Deutliche Worte zum Tag der Menschenrechte: Das Deutsche Institut für Menschenrechte und Amnesty International werfen der Bundesregierung vor, Gerichte zu missachten. Dazu nennen die Experten prominente Beispiele.
Menschenrechtler kritisieren die Bundesregierung für ihren Umgang mit Rechtsstaat und zivilgesellschaftlichem Engagement. “Der Rechtsstaat steht unter Druck”, klagte die Direktorin des Deutschen Instituts für Menschenrechte, Beate Rudolf, am Montag in Berlin. Regierungsmitglieder würden Entscheidungen deutscher und internationaler Gerichte rhetorisch abwerten.
Als Beispiele nannte Rudolf etwa Bundeskanzler Friedrich Merz (CDU), der angekündigt hatte, den Haftbefehl des Internationalen Strafgerichtshofs gegen Israels Ministerpräsidenten Benjamin Netanjahu nicht beachten zu wollen. Auch habe Bundesinnenminister Alexander Dobrindt (CSU) einen Beschluss des Verwaltungsgerichts Berlin abgetan. Das Gericht hatte Dobrindts Anordnung, Schutzsuchende an deutschen Grenzen zurückzuweisen, für rechtswidrig erklärt.
Am Mittwoch jährt sich die Verabschiedung der Allgemeinen Erklärung der Menschenrechte zum 77. Mal. Dazu stellte das Menschenrechtsinstitut seinen aktuellen Menschenrechtsbericht vor. Direktorin Rudolf kritisierte weiter, dass Menschenrechte mitunter als Ideologie bezeichnet würden. Die in Teilen gesichert rechtsextreme AfD nenne etwa die Rechte von Menschen mit Behinderungen und deren Teilhabe eine Ideologie.

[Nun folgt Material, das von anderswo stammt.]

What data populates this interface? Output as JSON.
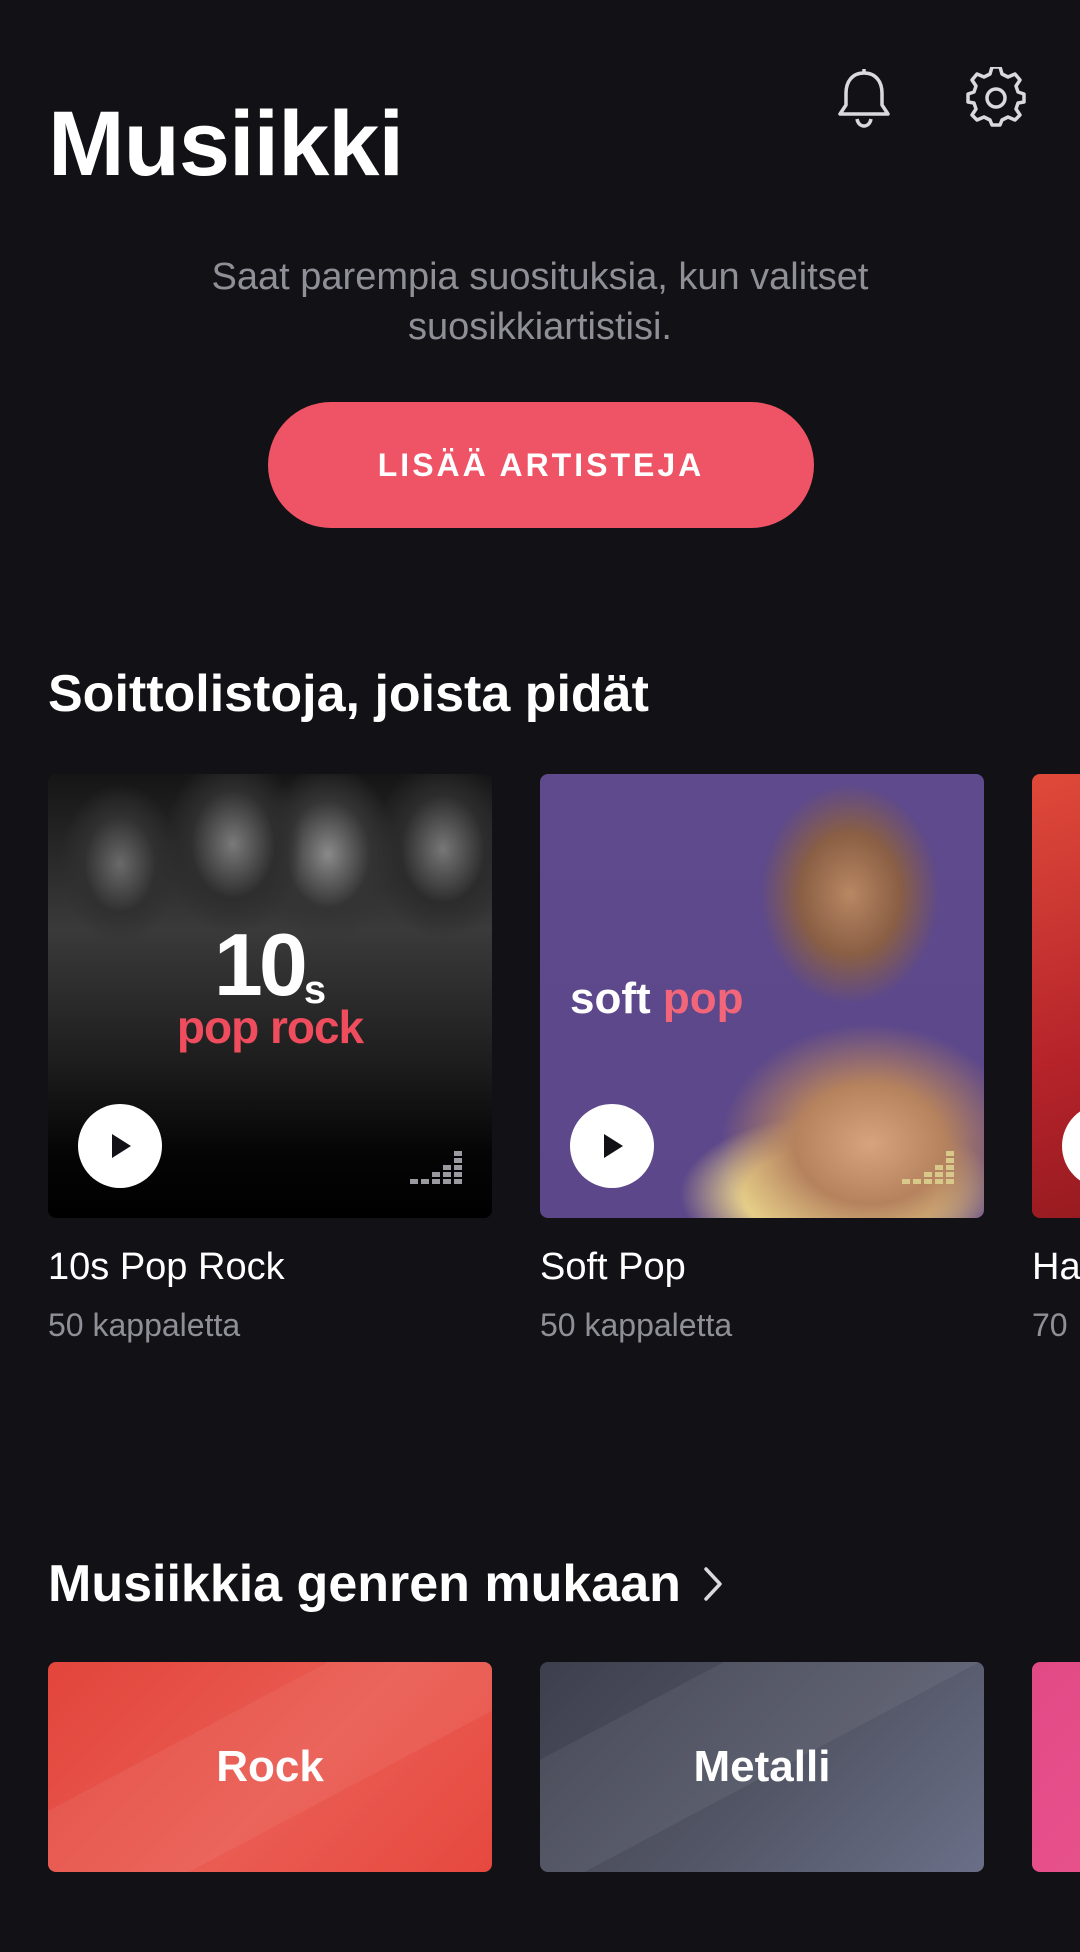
{
  "header": {
    "title": "Musiikki",
    "icons": {
      "notifications": "bell-icon",
      "settings": "gear-icon"
    }
  },
  "recommendation": {
    "line1": "Saat parempia suosituksia, kun valitset",
    "line2": "suosikkiartistisi.",
    "button_label": "LISÄÄ ARTISTEJA"
  },
  "playlists": {
    "title": "Soittolistoja, joista pidät",
    "items": [
      {
        "name": "10s Pop Rock",
        "count": "50 kappaletta",
        "cover_big": "10",
        "cover_small": "s",
        "cover_sub": "pop rock"
      },
      {
        "name": "Soft Pop",
        "count": "50 kappaletta",
        "cover_word1": "soft",
        "cover_word2": "pop"
      },
      {
        "name": "Ha",
        "count": "70"
      }
    ]
  },
  "genres": {
    "title": "Musiikkia genren mukaan",
    "items": [
      {
        "label": "Rock"
      },
      {
        "label": "Metalli"
      },
      {
        "label": ""
      }
    ]
  },
  "colors": {
    "background": "#121216",
    "accent": "#ef5466",
    "muted_text": "#8f8f97"
  }
}
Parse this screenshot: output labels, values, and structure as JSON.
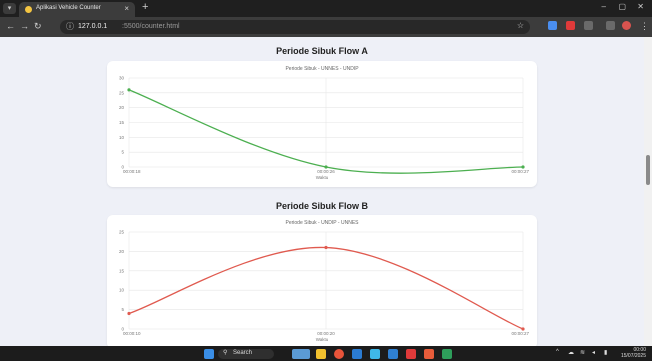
{
  "browser": {
    "tab_title": "Aplikasi Vehicle Counter",
    "url_host": "127.0.0.1",
    "url_path": ":5500/counter.html",
    "window_controls": {
      "minimize": "–",
      "maximize": "▢",
      "close": "✕"
    },
    "nav": {
      "back": "←",
      "forward": "→",
      "reload": "↻"
    }
  },
  "page": {
    "flow_a": {
      "heading": "Periode Sibuk Flow A",
      "chart_data": {
        "type": "line",
        "title": "Periode Sibuk - UNNES - UNDIP",
        "xlabel": "Waktu",
        "ylabel": "",
        "categories": [
          "00:00:18",
          "00:00:26",
          "00:00:27"
        ],
        "series": [
          {
            "values": [
              26,
              0,
              0
            ],
            "color": "#4caf50"
          }
        ],
        "ylim": [
          0,
          30
        ],
        "yticks": [
          0,
          5,
          10,
          15,
          20,
          25,
          30
        ],
        "grid": true
      }
    },
    "flow_b": {
      "heading": "Periode Sibuk Flow B",
      "chart_data": {
        "type": "line",
        "title": "Periode Sibuk - UNDIP - UNNES",
        "xlabel": "Waktu",
        "ylabel": "",
        "categories": [
          "00:00:10",
          "00:00:20",
          "00:00:27"
        ],
        "series": [
          {
            "values": [
              4,
              21,
              0
            ],
            "color": "#e05a4f"
          }
        ],
        "ylim": [
          0,
          25
        ],
        "yticks": [
          0,
          5,
          10,
          15,
          20,
          25
        ],
        "grid": true
      }
    }
  },
  "taskbar": {
    "search_label": "Search",
    "clock_time": "00:00",
    "clock_date": "15/07/2025"
  },
  "colors": {
    "flow_a_line": "#4caf50",
    "flow_b_line": "#e05a4f",
    "page_background": "#eef0f7"
  }
}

Zudem kritisierte die Menschenrechtsexpertin das Bestreben einiger europäischer Regierungen, die Europäische Menschenrechtskonvention zu beschneiden. Hintergrund ist ein informelles Ministertreffen des Europarats am Mittwoch, das auf Betreiben von neun Staats- und Regierungschefs zustande kommt. Sie hatten den Europäischen Gerichtshof für Menschenrechte unter anderem für seine Rechtsprechung zu Geflüchteten kritisiert.
Sogar Regierungen demokratischer Staaten seien mitunter der Auffassung, dass Menschenrechte sie unzulässig einschränkten, so Rudolf. Dabei sei es genau ihr Zweck, dem Staat Grenzen aufzuerlegen, damit er die Rechte aller verwirkliche.
Wie das Menschenrechtsinstitut warf auch Amnesty International der Bundesregierung vor, Druck auf zivilgesellschaftliche Organisationen auszuüben. Initiativen und Organisationen, die sich für Menschenrechte, Chancengleichheit und Vielfalt einsetzten, würden unter Generalverdacht gestellt, sagte die Amnesty-Generalsekretärin in Deutschland, Julia Duchrow. So wolle die Bundesregierung etwa aus dem Bundesprogramm “Demokratie leben!” geförderte und bereits umfassend geprüfte Projekte zusätzlich vom Verfassungsschutz durchleuchten lassen.
Zugleich übernehme die Regierung menschenrechtsfeindliche Narrative und gieße sie teils in Gesetze. Auch Duchrow kritisierte, dass sich die Bundesregierung über Gerichtsentscheidungen hinwegsetze und friedlich Demonstrierende diskreditiere. “Das entspricht autoritären Praktiken, die einzig und allein diejenigen gesellschaftlichen und politischen Akteure stärken, die die vielfältige Gesellschaft in Deutschland ablehnen und abschaffen wollen”, so Duchrow.
Die Menschenrechtsorganisation wie auch das Menschenrechtsinstitut forderten mehr Schutz sowie eine Stärkung zivilgesellschaftlicher Organisationen. Diese müsse auch finanziell erfolgen.